While i cannot say that i have gained more than i have lost, i believe that i lost things i didnt need while gaining things that i will need for the future.  A sort of balancing of the equation.  It happens in nature all the time, why not for me?

Oh well, i will go and read my damn assignment for my class!

C


Friday, July 23, 2004

well, i have another xanga site already, but it is more for my up coming wedding.  I needed a place to post things that i randomly think about.  Not that anyone will read them necessarily but just to keep the thoughts from running in circles inside my head. 
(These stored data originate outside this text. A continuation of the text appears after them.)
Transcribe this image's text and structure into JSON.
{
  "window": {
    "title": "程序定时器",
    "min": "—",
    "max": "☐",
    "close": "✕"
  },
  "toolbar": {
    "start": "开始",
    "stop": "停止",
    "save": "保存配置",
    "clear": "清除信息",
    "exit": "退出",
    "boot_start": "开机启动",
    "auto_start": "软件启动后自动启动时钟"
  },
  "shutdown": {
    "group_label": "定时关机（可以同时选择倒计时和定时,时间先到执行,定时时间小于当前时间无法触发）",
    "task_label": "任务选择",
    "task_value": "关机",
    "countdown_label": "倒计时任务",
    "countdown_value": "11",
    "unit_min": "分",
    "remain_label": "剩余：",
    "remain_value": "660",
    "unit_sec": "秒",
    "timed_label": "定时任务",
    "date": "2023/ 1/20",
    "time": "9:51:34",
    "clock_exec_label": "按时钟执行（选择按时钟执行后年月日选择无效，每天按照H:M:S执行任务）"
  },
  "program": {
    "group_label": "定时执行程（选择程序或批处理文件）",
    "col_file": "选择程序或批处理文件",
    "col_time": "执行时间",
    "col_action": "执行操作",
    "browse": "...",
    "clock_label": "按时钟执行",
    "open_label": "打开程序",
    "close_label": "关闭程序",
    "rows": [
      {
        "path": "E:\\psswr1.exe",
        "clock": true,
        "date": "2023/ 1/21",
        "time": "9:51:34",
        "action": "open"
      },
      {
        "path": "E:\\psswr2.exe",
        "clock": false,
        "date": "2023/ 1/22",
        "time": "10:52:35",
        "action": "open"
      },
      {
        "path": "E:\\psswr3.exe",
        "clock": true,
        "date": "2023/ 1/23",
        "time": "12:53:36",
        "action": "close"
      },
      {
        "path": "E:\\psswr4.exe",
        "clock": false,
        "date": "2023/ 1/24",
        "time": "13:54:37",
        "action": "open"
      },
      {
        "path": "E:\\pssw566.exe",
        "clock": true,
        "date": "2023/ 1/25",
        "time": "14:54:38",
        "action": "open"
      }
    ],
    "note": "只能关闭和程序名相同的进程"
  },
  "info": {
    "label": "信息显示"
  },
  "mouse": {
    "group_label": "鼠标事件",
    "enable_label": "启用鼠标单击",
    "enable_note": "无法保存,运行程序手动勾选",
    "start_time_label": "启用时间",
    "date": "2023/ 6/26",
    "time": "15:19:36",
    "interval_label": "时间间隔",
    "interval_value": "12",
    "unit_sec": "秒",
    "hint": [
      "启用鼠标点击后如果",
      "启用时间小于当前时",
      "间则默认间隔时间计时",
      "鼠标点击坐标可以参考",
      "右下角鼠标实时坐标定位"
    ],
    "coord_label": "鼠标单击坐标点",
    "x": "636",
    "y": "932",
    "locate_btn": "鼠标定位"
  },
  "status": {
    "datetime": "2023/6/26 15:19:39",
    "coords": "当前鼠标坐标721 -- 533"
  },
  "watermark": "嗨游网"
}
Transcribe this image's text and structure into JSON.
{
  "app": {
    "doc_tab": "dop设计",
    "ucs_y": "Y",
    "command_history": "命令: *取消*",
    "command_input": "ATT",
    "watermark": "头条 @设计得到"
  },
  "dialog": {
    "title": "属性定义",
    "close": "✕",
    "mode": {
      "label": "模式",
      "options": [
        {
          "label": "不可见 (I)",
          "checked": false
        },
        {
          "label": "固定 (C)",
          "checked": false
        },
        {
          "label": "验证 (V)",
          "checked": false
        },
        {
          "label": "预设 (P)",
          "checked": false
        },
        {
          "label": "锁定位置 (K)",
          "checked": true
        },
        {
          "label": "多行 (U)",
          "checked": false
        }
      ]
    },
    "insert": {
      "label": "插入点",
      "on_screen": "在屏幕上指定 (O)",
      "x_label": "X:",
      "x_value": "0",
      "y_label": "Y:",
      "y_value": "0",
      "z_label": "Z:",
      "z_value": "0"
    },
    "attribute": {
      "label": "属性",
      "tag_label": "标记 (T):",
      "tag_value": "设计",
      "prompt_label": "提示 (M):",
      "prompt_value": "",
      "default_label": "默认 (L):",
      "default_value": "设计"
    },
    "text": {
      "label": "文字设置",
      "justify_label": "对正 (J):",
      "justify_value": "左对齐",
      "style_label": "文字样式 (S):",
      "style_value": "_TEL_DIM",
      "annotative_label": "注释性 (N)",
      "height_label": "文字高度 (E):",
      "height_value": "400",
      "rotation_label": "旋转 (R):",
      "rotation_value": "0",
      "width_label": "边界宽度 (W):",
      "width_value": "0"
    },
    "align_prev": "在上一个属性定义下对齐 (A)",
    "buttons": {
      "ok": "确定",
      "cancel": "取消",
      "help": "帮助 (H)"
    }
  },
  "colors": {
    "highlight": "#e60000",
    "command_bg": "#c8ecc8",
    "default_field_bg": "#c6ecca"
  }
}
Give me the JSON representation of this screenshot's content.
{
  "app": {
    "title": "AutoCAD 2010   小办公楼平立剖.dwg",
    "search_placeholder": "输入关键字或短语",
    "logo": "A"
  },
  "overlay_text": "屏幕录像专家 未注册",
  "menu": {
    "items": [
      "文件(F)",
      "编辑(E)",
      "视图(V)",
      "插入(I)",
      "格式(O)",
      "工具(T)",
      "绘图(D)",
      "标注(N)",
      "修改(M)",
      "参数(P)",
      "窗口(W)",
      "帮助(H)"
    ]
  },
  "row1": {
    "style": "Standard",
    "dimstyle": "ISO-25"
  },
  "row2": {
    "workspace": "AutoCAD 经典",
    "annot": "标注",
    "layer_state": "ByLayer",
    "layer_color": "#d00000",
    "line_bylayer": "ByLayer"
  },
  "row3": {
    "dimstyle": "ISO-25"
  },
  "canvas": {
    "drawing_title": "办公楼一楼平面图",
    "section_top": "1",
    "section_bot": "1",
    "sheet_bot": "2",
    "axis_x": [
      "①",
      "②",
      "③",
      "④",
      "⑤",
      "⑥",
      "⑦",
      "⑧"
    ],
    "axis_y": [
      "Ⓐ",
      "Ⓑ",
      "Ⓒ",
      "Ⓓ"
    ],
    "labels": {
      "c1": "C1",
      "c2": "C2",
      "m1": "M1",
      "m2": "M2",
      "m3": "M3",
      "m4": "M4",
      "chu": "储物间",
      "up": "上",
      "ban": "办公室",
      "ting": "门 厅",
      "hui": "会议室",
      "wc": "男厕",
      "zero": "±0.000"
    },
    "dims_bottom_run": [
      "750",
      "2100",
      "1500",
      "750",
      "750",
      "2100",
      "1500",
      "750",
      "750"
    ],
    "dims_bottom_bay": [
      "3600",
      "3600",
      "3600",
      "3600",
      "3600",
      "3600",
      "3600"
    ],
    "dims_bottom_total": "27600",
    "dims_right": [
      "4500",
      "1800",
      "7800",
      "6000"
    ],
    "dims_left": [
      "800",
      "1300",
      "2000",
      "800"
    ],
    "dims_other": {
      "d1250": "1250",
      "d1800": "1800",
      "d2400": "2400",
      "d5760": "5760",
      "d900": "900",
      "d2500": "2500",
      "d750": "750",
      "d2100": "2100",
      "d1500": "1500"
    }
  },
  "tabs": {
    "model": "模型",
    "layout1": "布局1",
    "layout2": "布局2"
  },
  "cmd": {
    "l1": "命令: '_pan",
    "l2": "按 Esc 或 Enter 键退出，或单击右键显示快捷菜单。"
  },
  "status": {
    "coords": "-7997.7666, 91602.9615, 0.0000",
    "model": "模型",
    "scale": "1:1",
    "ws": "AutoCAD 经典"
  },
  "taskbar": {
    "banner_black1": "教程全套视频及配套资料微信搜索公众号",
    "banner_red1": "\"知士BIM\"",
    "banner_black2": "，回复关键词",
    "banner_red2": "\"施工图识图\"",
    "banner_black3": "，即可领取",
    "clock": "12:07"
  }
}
Ever lost ( i use this term loosely, she isnt lost, i chased her off) a friend and wondered if it would have been better to keep them around?  I have thoughts like that all the time.  I wonder if i should have allowed things to slowly fizzle away, instead of purposely hurting one that i loved so much and for so long.  I think in the end, regardless of my method, it has worked out for both of us.  I have no way of verifying that on her end, but i at least hope that is the case. 

Thinking back to when she and i first met, i can honestly say that i fell in love with her.  Who wouldnt though.  If you knew her you would have too.  Becasue of that, i spent the proceeding two years wrapped up in her world, much to the detriment of my own. 

I also think about how inspired i was by her when i first met her.  No one, not even my fiance inspires me like that.  Dont get me wrong, i love him more than i have ever loved her, but they are such different loves.  I should just be grateful that i was able to have such a special person in my life.  She taught me so much without ever knowing it.  She taught me who i am, to never back down from a challenge.  Indirectly, she taught me that you can be smart but combine that with hard work and you get the killer combination and a great GPA boost. 

I wish i could tell her all of these things, but i fear that if i were to do this then it would only cause both of us more hurt.  Let her think that she is little miss perfect bible beater.  Let her think that i am the child of the devil.  No matter what she ends up thinking, as long as i know in my heart, that until the end, when i became desperate for a way out, i gave it my all; i tried with all of my being, i gave up my soul to try and keep things as they were.  That is probably the biggest lesson in my life.  That no matter how things seem, give it time, it will change, whether for the better or for the worse. 

I think more than anything, the person i want back in my life as a friend, is the person she could have been not the person she is.  The person she is is not someone that i am compatible with at all, she is too weak and self-centered, too classically, sickeningly sterotically woman.  But i do love that part of her that she shared with me for a while.  That part that played a role in allowing me to meet my fiance and to learn as much as i have from her. 

In the end it is better the way it is.  I have never been happier or more ready to marry the man of my dreams.  From the bottom of my heart i thank **** for all that she helped me do.  I know some day she will get what she deserves, and maybe she will find a friend who is a special to her as she was to me.